Williams emphasized that although progress has been made, it is still early days, and much work remains to achieve the university’s sustainability goals. There are several new initiatives on the horizon, many with a focus on transitioning from single-use plastics to compostable options. “We have hundreds of different items to convert and it’s something that can be time-consuming to complete,” said Williams.

Another important sustainability focus area is increasing local purchasing of produce and other food products. Buying locally supports local businesses and reduces the carbon footprint associated with transporting food across the countries. The Dining Services office has internal goals to increase local purchasing. There is also an effort to expand the availability of organic products available to students. The Dining Services offices has an outreach and marketing program that targets local farmers.
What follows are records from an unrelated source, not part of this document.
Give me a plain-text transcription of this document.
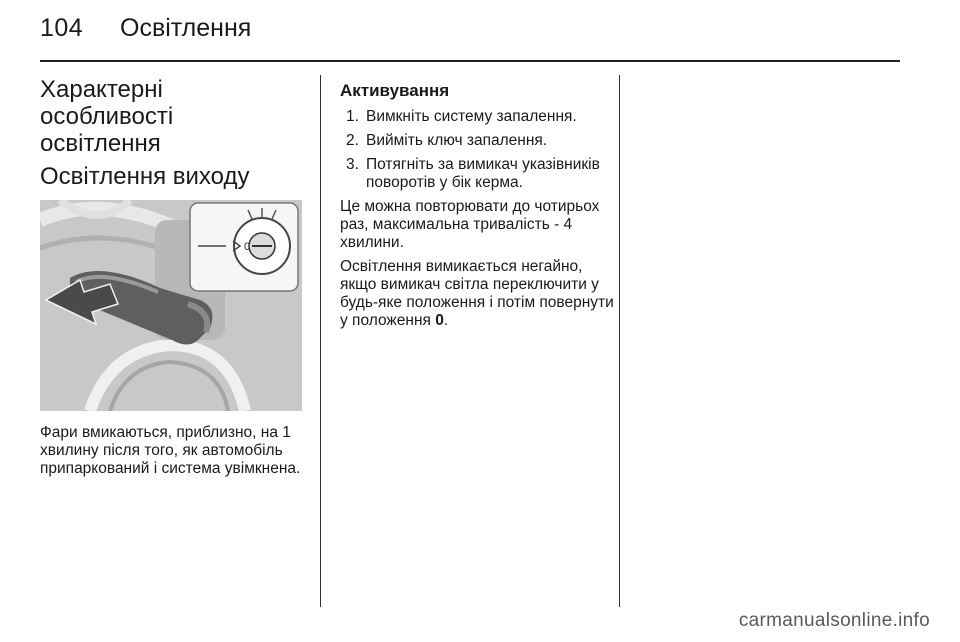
104 Освітлення
Характерні особливості освітлення
Освітлення виходу
0

Фари вмикаються, приблизно, на 1 хвилину після того, як автомобіль припаркований і система увімкнена.

Активування
1. Вимкніть систему запалення.
2. Вийміть ключ запалення.
3. Потягніть за вимикач указівників поворотів у бік керма.

Це можна повторювати до чотирьох раз, максимальна тривалість - 4 хвилини.

Освітлення вимикається негайно, якщо вимикач світла переключити у будь-яке положення і потім повернути у положення 0.

carmanualsonline.info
With all of these new plans being set in motion at Virginia tech, there still comes the matter of cost. “Our primary goal as a department is to support the campus in achieving its Climate Action Commitment goals, this can sometimes come as an added expense,” said Williams. “We believe that the long-term benefits of these initiatives, both in terms of environmental impact and alignment with our sustainability objectives, outweigh the immediate costs”.